Даже о разводе не соизволили сообщить! Будто я не их ребенок, а так, приложение к квартире, где постоянно сижу одна. Такая же неотъемлемая ее часть, как миссис Говард, которую отец нанял черт знает сколько лет назад. Может быть, даже раньше, чем я вообще родилась.
Я вскакиваю с дивана и едва не выбиваю у матери из рук бокал вина. Хочется схватить его и выплеснуть поганую кислятину ей в лицо. Испортить аккуратную прическу, оставить ярко-красное пятно на белом халате, размазать по лицу косметику. Сделать что-нибудь, чтобы ей было так же больно, как мне сейчас.
Страх оказывается сильнее. Кто я такая рядом с матерью? Всего лишь неприметная девчонка.
– Успокойся, – приказывает мать. Ставит бокал на подлокотник и вновь поджимает губы.
– Вы обо мне даже не подумали! Зачем вам вообще дочь, если ни одному из вас нет до меня дела?
– Я сказала, успокойся, – тон матери непреклонен, и я послушно опускаюсь обратно на диван, но крепко сжимаю кулаки, да так, что ногти до боли впиваются в ладони.
Ничего, я еще устрою незабываемые выходные и матери, и отцу. Папа как раз обещал, что мы в кои-то веки соберемся дома всей семьей.
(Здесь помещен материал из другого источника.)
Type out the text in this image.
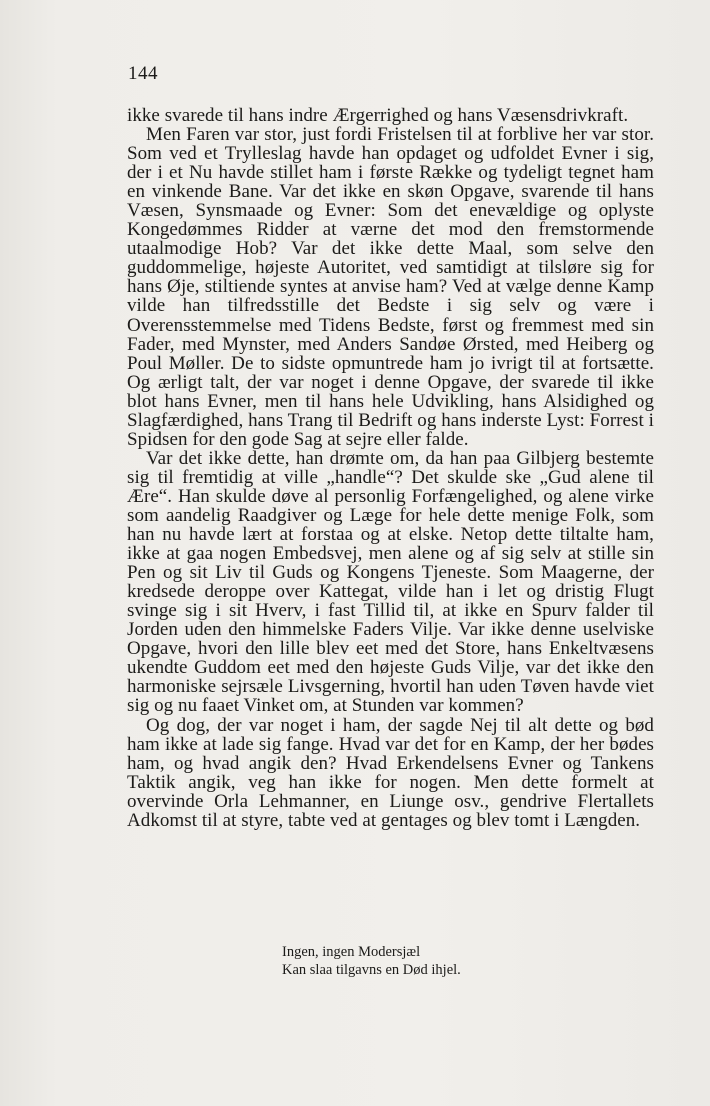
144

ikke svarede til hans indre Ærgerrighed og hans Væsensdrivkraft.

Men Faren var stor, just fordi Fristelsen til at forblive her var stor. Som ved et Trylleslag havde han opdaget og udfoldet Evner i sig, der i et Nu havde stillet ham i første Række og tydeligt tegnet ham en vinkende Bane. Var det ikke en skøn Opgave, svarende til hans Væsen, Synsmaade og Evner: Som det enevældige og oplyste Kongedømmes Ridder at værne det mod den fremstormende utaalmodige Hob? Var det ikke dette Maal, som selve den guddommelige, højeste Autoritet, ved samtidigt at tilsløre sig for hans Øje, stiltiende syntes at anvise ham? Ved at vælge denne Kamp vilde han tilfredsstille det Bedste i sig selv og være i Overensstemmelse med Tidens Bedste, først og fremmest med sin Fader, med Mynster, med Anders Sandøe Ørsted, med Heiberg og Poul Møller. De to sidste opmuntrede ham jo ivrigt til at fortsætte. Og ærligt talt, der var noget i denne Opgave, der svarede til ikke blot hans Evner, men til hans hele Udvikling, hans Alsidighed og Slagfærdighed, hans Trang til Bedrift og hans inderste Lyst: Forrest i Spidsen for den gode Sag at sejre eller falde.

Var det ikke dette, han drømte om, da han paa Gilbjerg bestemte sig til fremtidig at ville „handle“? Det skulde ske „Gud alene til Ære“. Han skulde døve al personlig Forfængelighed, og alene virke som aandelig Raadgiver og Læge for hele dette menige Folk, som han nu havde lært at forstaa og at elske. Netop dette tiltalte ham, ikke at gaa nogen Embedsvej, men alene og af sig selv at stille sin Pen og sit Liv til Guds og Kongens Tjeneste. Som Maagerne, der kredsede deroppe over Kattegat, vilde han i let og dristig Flugt svinge sig i sit Hverv, i fast Tillid til, at ikke en Spurv falder til Jorden uden den himmelske Faders Vilje. Var ikke denne uselviske Opgave, hvori den lille blev eet med det Store, hans Enkeltvæsens ukendte Guddom eet med den højeste Guds Vilje, var det ikke den harmoniske sejrsæle Livsgerning, hvortil han uden Tøven havde viet sig og nu faaet Vinket om, at Stunden var kommen?

Og dog, der var noget i ham, der sagde Nej til alt dette og bød ham ikke at lade sig fange. Hvad var det for en Kamp, der her bødes ham, og hvad angik den? Hvad Erkendelsens Evner og Tankens Taktik angik, veg han ikke for nogen. Men dette formelt at overvinde Orla Lehmanner, en Liunge osv., gendrive Flertallets Adkomst til at styre, tabte ved at gentages og blev tomt i Længden.

Ingen, ingen Modersjæl
Kan slaa tilgavns en Død ihjel.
Уж тогда-то я им покажу, что значит делать вид, будто их отношения не мое дело.
– Впервые я пытаюсь поговорить с тобой серьезно, а ты паясничаешь. Поверь мне, Сильвия, в жизни случаются вещи и похуже развода родителей. И тебе очень повезет, если ты с ними не столкнешься.
Ураган никак не хочет утихать, еще немного, и он снесет все на своем пути: сохранившиеся еще границы, старательно выстроенные преграды, остатки самоконтроля. Я могу и не дотерпеть до выходных.
– Ты посредственность, Сильвия, и вряд ли чего-то добьешься, но ты можешь попробовать сделать внешность главным своим оружием. Уж это-то у тебя получится. Запомни мои слова, пожалуйста. Договорились?
Договориться с матерью – то же самое, что заключить сделку с дьяволом, и я все-таки не сдаюсь. Сама оборачиваюсь стремительным ураганом и вновь вскакиваю на ноги, на этот раз опрокинув бокал прямо на ослепительно-белый шелковый халат матери. Криво ухмыляюсь.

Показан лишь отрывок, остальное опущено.